A well known figure of Mexican history, Villa transformed from the abounded child of penniless parents, to a ruthless bandit, to the hero of the revolution. Villa came from the northern Mexican state of Chihuahua, one of the last colonial cities founded by the Spanish in 1709. Due to Chihuahua’s wealth from its silver and copper mines, and the success of Villa in the Mexican Revolution, some Americans even thought that northern Mexico would become an independent state.
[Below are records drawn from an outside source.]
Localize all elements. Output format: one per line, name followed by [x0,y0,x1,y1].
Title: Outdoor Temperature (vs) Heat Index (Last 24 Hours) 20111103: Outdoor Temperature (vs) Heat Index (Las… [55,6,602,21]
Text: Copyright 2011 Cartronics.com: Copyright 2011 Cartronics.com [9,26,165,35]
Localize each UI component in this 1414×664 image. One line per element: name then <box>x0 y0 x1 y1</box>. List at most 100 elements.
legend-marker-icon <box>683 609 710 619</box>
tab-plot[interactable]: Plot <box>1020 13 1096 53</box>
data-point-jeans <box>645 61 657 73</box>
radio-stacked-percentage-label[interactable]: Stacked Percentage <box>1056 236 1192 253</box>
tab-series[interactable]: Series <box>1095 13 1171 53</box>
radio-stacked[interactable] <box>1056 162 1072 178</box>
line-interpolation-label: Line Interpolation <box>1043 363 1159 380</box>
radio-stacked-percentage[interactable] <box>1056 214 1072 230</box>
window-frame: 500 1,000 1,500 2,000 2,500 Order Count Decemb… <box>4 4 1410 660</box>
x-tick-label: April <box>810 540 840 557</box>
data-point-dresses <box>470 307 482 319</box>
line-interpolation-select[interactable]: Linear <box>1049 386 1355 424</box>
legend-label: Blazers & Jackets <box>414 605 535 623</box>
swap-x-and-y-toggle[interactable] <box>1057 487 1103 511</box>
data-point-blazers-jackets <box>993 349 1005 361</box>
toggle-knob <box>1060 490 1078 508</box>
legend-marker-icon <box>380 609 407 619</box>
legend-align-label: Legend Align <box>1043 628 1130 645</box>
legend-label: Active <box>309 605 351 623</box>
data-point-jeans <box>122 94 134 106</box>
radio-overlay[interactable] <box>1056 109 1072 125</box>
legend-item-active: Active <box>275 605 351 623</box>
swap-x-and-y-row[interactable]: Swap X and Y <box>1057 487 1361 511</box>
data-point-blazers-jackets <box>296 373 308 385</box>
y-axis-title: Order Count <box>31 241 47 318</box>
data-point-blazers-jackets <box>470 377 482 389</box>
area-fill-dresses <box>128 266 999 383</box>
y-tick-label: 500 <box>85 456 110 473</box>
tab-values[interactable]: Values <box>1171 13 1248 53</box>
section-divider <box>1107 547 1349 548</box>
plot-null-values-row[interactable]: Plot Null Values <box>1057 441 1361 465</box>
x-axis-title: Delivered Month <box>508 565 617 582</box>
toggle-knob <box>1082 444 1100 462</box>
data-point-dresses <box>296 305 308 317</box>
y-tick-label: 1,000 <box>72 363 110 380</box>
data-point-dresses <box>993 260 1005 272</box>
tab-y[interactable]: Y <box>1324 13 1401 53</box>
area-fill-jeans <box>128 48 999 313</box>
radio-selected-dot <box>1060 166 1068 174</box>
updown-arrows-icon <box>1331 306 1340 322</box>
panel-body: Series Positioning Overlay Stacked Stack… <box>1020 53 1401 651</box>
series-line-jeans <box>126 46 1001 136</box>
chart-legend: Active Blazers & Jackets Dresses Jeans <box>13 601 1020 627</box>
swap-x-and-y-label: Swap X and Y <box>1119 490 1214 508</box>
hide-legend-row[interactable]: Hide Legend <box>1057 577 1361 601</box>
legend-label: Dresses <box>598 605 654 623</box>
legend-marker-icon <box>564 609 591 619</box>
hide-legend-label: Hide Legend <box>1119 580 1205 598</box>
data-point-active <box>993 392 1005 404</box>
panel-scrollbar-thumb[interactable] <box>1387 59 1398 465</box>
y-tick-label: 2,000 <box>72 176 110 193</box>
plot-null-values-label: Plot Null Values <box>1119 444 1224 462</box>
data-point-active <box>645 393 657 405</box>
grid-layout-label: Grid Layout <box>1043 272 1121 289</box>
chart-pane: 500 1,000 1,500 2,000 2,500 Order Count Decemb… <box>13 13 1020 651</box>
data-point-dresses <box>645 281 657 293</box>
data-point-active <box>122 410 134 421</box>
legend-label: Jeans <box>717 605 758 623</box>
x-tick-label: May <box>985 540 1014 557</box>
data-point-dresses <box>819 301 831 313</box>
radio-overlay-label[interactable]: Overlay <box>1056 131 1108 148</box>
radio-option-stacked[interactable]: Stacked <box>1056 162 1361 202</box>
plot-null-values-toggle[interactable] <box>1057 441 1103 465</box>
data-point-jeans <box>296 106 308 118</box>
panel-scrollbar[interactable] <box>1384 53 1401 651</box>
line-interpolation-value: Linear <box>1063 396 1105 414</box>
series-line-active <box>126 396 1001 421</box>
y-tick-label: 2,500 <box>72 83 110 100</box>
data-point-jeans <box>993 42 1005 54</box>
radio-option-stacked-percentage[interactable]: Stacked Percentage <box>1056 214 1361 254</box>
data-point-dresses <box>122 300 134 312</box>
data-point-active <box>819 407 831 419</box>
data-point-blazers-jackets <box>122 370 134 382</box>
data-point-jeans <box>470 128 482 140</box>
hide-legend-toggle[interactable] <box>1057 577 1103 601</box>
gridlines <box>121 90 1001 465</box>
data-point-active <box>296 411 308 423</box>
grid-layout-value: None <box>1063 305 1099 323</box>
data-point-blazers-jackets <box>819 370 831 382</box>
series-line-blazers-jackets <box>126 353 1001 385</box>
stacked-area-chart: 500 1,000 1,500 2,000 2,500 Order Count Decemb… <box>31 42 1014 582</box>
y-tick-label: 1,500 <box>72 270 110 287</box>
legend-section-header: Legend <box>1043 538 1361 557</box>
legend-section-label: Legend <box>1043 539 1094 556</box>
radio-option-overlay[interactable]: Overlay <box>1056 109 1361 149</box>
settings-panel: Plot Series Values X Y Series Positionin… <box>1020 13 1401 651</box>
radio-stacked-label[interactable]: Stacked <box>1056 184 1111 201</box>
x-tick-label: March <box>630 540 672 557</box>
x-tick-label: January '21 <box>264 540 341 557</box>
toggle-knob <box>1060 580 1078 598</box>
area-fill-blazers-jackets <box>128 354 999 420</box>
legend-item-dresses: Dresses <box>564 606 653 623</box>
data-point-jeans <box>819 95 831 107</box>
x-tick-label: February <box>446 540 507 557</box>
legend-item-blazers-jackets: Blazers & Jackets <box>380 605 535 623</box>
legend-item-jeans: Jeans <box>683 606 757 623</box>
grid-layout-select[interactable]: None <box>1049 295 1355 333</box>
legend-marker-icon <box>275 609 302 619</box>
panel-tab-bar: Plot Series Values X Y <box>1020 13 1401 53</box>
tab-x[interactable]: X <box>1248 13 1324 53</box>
Pancho Villa’s estate that he retired to following the Mexican Revolution was known as Quinta Luz. Following his assassination, the 50 room mansion was shown off as a museum to visitors by his widow, María Luz Corral de Villa, but later donated it to the Mexican Secretariat of National Defense. In 1983, it was reopened as the Historical Museum of the Mexican Revolution.
Villa’s home speaks to the northern Mexican environment, while borrowing styles that were influential to the Spanish colonizers. The building is divided into the main house, back house and courtyard. The courtyard is features with pink stone and bronze finish. While the Spanish Colonial Revival style was popular in Mexico from 1910’s to the 1930’s, the environment required solid construction, and so most of the stylistic detail was left to ornamentation.
This chandelier has extravagant, overlapping activity of motion. This is influenced by a mixture of styles – Moorish style that was integrated into Spanish art, Spanish Baroque style known as Churrigueresque, and a Spanish colonial Plateresque style. Common to Churrigueresque are scrolled drapes, leaves, volutes. Common to Plateresque is intricate and minutely detailed ornamentation that was compared to the intricate work of a silver smith. This intricate detailing can be seen in the carefully crafted copper ornamentation.